Unlike conditions like Breast Cancer, MS doesn’t seem to get the attention and publicity it really deserves. Multiple Sclerosis aid is out there, but you might have to look a little harder than patients with other diseases that seem to get more press for whatever reason.

Because of the complexity and unpredictability of Multiple Sclerosis, aid is probably needed even more than some of the more “popular” conditions.  Relapses and attacks appear suddenly, and patients can find it difficult to hold on to a job. Planning any kind of routine life becomes almost impossible, and expenses occur suddenly and can add up quickly. Some studies show the lifetime expenses per MS patient routinely exceed two million dollars. Some of the new treatments cost over $1000 monthly. Add those to the probable lack of steady income, and it’s easy to see why MS aid is so badly needed.

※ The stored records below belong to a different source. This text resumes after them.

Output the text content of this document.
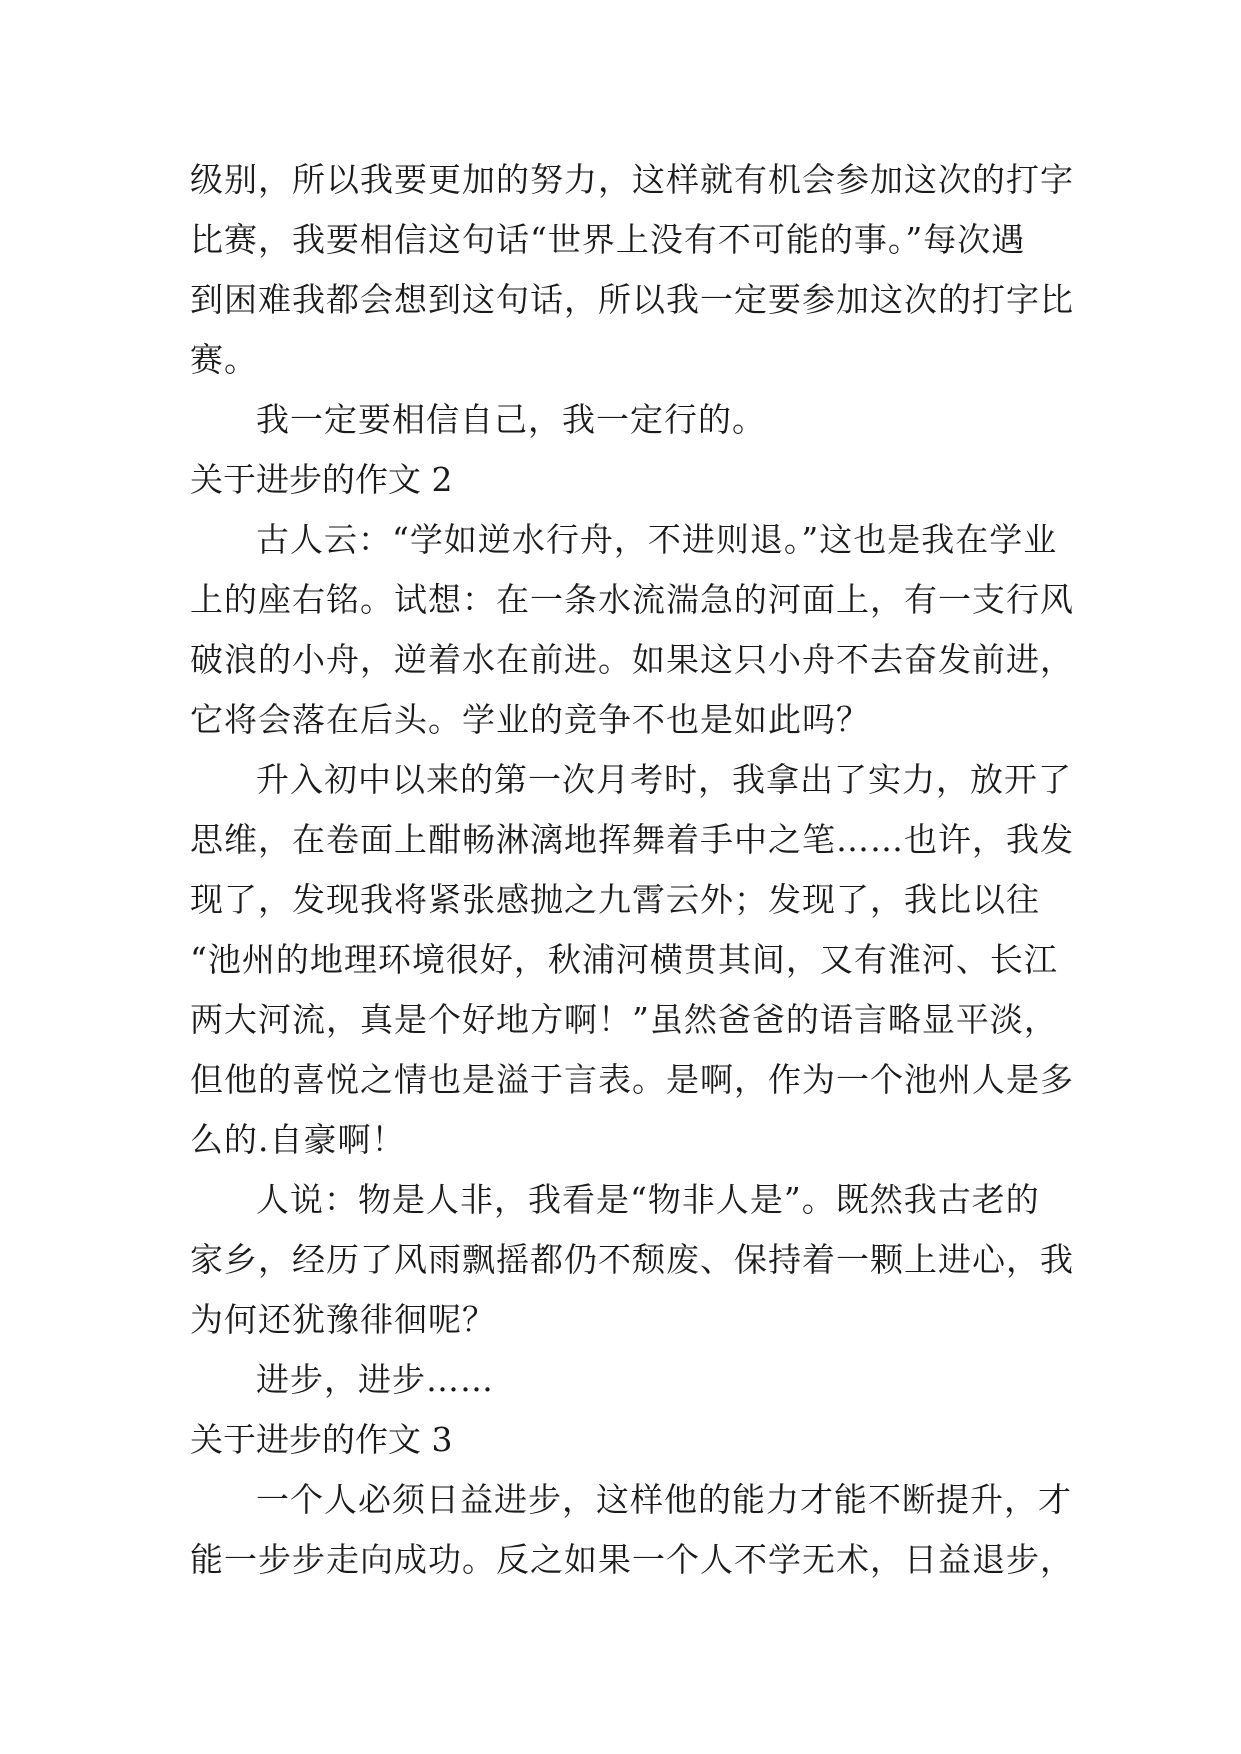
级别，所以我要更加的努力，这样就有机会参加这次的打字
比赛，我要相信这句话“世界上没有不可能的事。”每次遇
到困难我都会想到这句话，所以我一定要参加这次的打字比
赛。
我一定要相信自己，我一定行的。
关于进步的作文 2
古人云：“学如逆水行舟，不进则退。”这也是我在学业
上的座右铭。试想：在一条水流湍急的河面上，有一支行风
破浪的小舟，逆着水在前进。如果这只小舟不去奋发前进，
它将会落在后头。学业的竞争不也是如此吗？
升入初中以来的第一次月考时，我拿出了实力，放开了
思维，在卷面上酣畅淋漓地挥舞着手中之笔……也许，我发
现了，发现我将紧张感抛之九霄云外；发现了，我比以往
“池州的地理环境很好，秋浦河横贯其间，又有淮河、长江
两大河流，真是个好地方啊！”虽然爸爸的语言略显平淡，
但他的喜悦之情也是溢于言表。是啊，作为一个池州人是多
么的.自豪啊！
人说：物是人非，我看是“物非人是”。既然我古老的
家乡，经历了风雨飘摇都仍不颓废、保持着一颗上进心，我
为何还犹豫徘徊呢？
进步，进步……
关于进步的作文 3
一个人必须日益进步，这样他的能力才能不断提升，才
能一步步走向成功。反之如果一个人不学无术，日益退步，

There are organizations to help


The National Multiple Sclerosis Society is probably the most well known of the Multiple Sclerosis aid providers. They have close to 70 chapters across the U.S. and help over a million people annually. In 2008 alone, the MS society gave $50 million to help over 400 different research projects.  Some of the larger chapters in big cities will be able to give direct financial Multiple Sclerosis aid, while all of them will at least be able to help the patient find these resources elsewhere.

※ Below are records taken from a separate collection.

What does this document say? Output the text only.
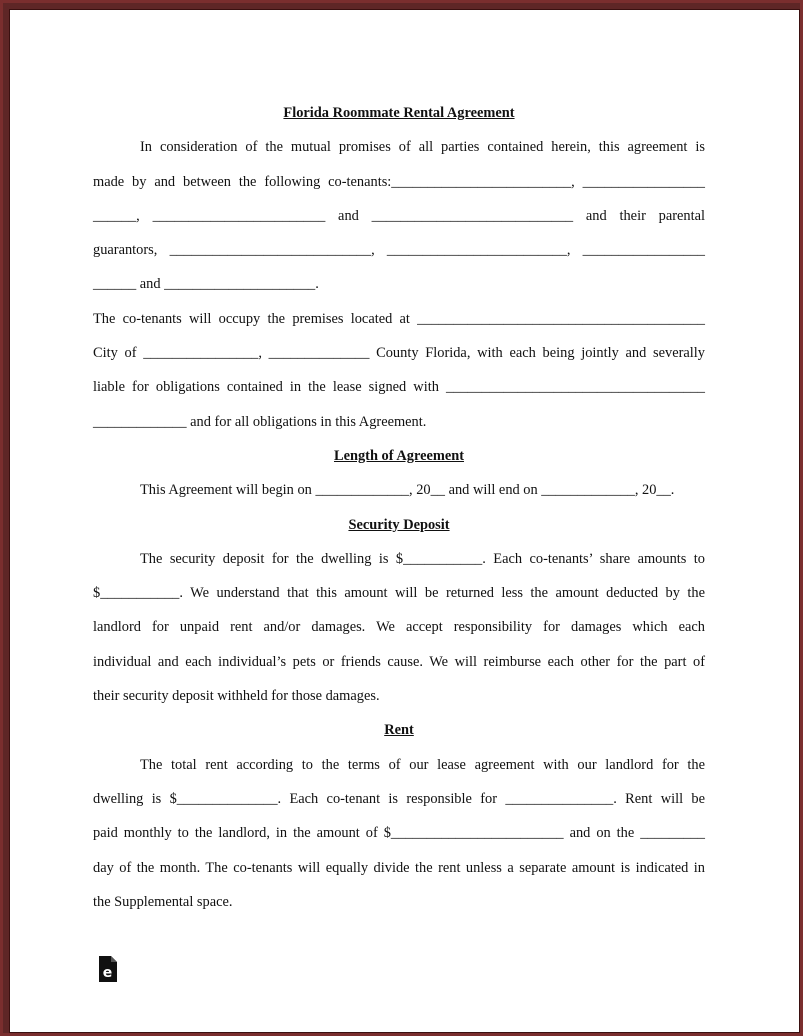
Florida Roommate Rental Agreement

In consideration of the mutual promises of all parties contained herein, this agreement is

made by and between the following co-tenants:_________________________, _________________

______, ________________________ and ____________________________ and their parental

guarantors, ____________________________, _________________________, _________________

______ and _____________________.

The co-tenants will occupy the premises located at ________________________________________

City of ________________, ______________ County Florida, with each being jointly and severally

liable for obligations contained in the lease signed with ____________________________________

_____________ and for all obligations in this Agreement.

Length of Agreement

This Agreement will begin on _____________, 20__ and will end on _____________, 20__.

Security Deposit

The security deposit for the dwelling is $___________. Each co-tenants’ share amounts to

$___________. We understand that this amount will be returned less the amount deducted by the

landlord for unpaid rent and/or damages. We accept responsibility for damages which each

individual and each individual’s pets or friends cause. We will reimburse each other for the part of

their security deposit withheld for those damages.

Rent

The total rent according to the terms of our lease agreement with our landlord for the

dwelling is $______________. Each co-tenant is responsible for _______________. Rent will be

paid monthly to the landlord, in the amount of $________________________ and on the _________

day of the month. The co-tenants will equally divide the rent unless a separate amount is indicated in

the Supplemental space.

e
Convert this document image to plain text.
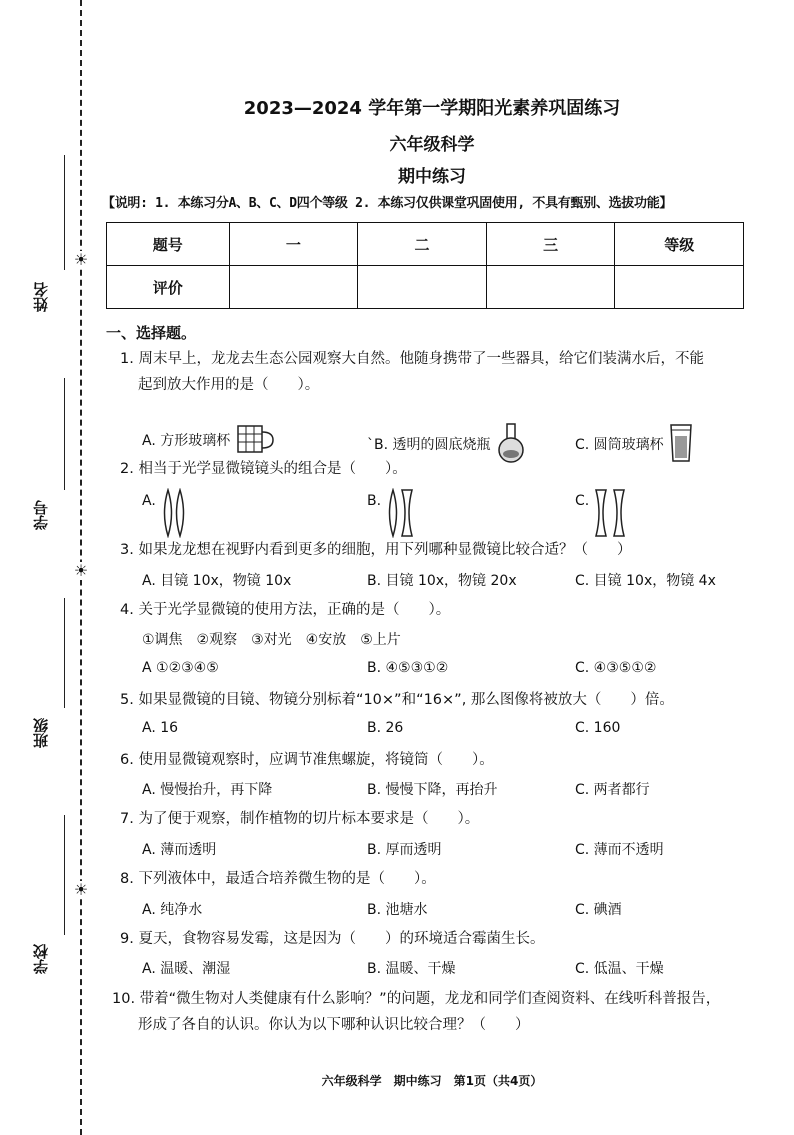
姓名
学号
班级
学校
☀
☀
☀
2023—2024 学年第一学期阳光素养巩固练习
六年级科学
期中练习
【说明: 1. 本练习分A、B、C、D四个等级 2. 本练习仅供课堂巩固使用, 不具有甄别、选拔功能】
题号	一	二	三	等级
评价				
一、选择题。
1. 周末早上，龙龙去生态公园观察大自然。他随身携带了一些器具，给它们装满水后，不能
起到放大作用的是（　　）。
A. 方形玻璃杯	`B. 透明的圆底烧瓶	C. 圆筒玻璃杯
2. 相当于光学显微镜镜头的组合是（　　）。
A.	B.	C.
3. 如果龙龙想在视野内看到更多的细胞，用下列哪种显微镜比较合适？（　　）
A. 目镜 10x，物镜 10x	B. 目镜 10x，物镜 20x	C. 目镜 10x，物镜 4x
4. 关于光学显微镜的使用方法，正确的是（　　）。
①调焦　②观察　③对光　④安放　⑤上片
A ①②③④⑤	B. ④⑤③①②	C. ④③⑤①②
5. 如果显微镜的目镜、物镜分别标着“10×”和“16×”, 那么图像将被放大（　　）倍。
A. 16	B. 26	C. 160
6. 使用显微镜观察时，应调节准焦螺旋，将镜筒（　　）。
A. 慢慢抬升，再下降	B. 慢慢下降，再抬升	C. 两者都行
7. 为了便于观察，制作植物的切片标本要求是（　　）。
A. 薄而透明	B. 厚而透明	C. 薄而不透明
8. 下列液体中，最适合培养微生物的是（　　）。
A. 纯净水	B. 池塘水	C. 碘酒
9. 夏天，食物容易发霉，这是因为（　　）的环境适合霉菌生长。
A. 温暖、潮湿	B. 温暖、干燥	C. 低温、干燥
10. 带着“微生物对人类健康有什么影响？”的问题，龙龙和同学们查阅资料、在线听科普报告，
形成了各自的认识。你认为以下哪种认识比较合理？（　　）
六年级科学　期中练习　第1页（共4页）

The Multiple Sclerosis Association of America has a MRI Diagnostic Fund to help patients pay for MRI scans. They also have an Equipment Distribution Program to help patients get the items for home use to help make life easier.  They even distribute cooling equipment to help patients with heat sensitivity problems.

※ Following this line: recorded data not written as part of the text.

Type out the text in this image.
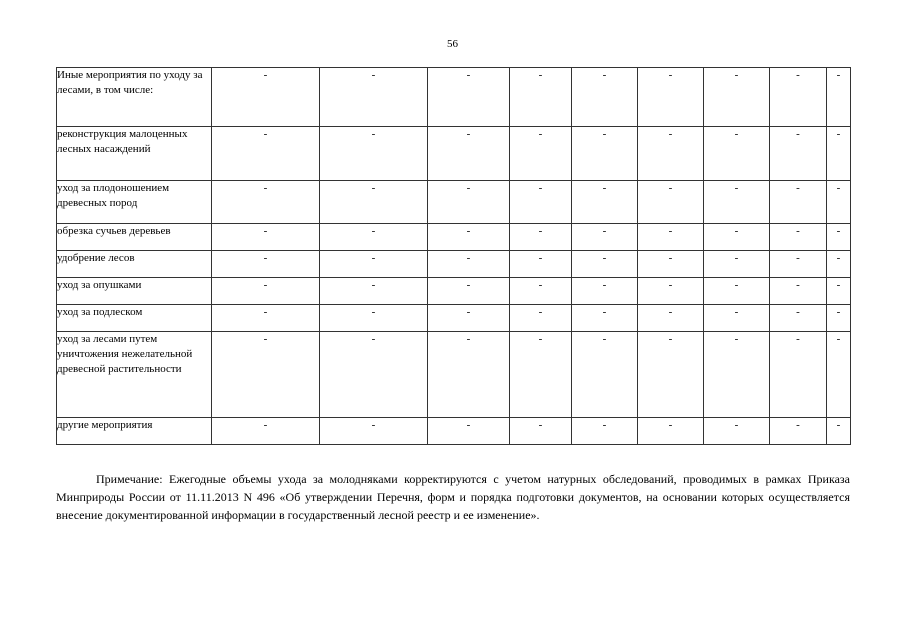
56
Иные мероприятия по уходу за лесами, в том числе:	-	-	-	-	-	-	-	-	-
реконструкция малоценных лесных насаждений	-	-	-	-	-	-	-	-	-
уход за плодоношением древесных пород	-	-	-	-	-	-	-	-	-
обрезка сучьев деревьев	-	-	-	-	-	-	-	-	-
удобрение лесов	-	-	-	-	-	-	-	-	-
уход за опушками	-	-	-	-	-	-	-	-	-
уход за подлеском	-	-	-	-	-	-	-	-	-
уход за лесами путем уничтожения нежелательной древесной растительности	-	-	-	-	-	-	-	-	-
другие мероприятия	-	-	-	-	-	-	-	-	-
Примечание: Ежегодные объемы ухода за молодняками корректируются с учетом натурных обследований, проводимых в рамках Приказа Минприроды России от 11.11.2013 N 496 «Об утверждении Перечня, форм и порядка подготовки документов, на основании которых осуществляется внесение документированной информации в государственный лесной реестр и ее изменение».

The Multiple Sclerosis Foundation offer a number of Multiple Sclerosis aid services to help patients get services they can’t afford.  Their main programs are:

  • Home Care Grants – to help with light housework and cooking
  • Patient Assistance program – this is a unique Multiple Sclerosis aid program that provides direct one-time emergency money to cover bills that might compromise the patient’s safety if left unpaid.  It helps with things like rent, utilities, and home repairs.
  • Assistive Technology program – provides for mobility and safety aids like ramps, wheelchairs, speaker phones, and similar assistance type technology


The National Organization for Rare Disorders will provide Multiple Sclerosis aid in the form of cash to help with co-pay bills on medication. They will help with up to $3 thousand dollars annually.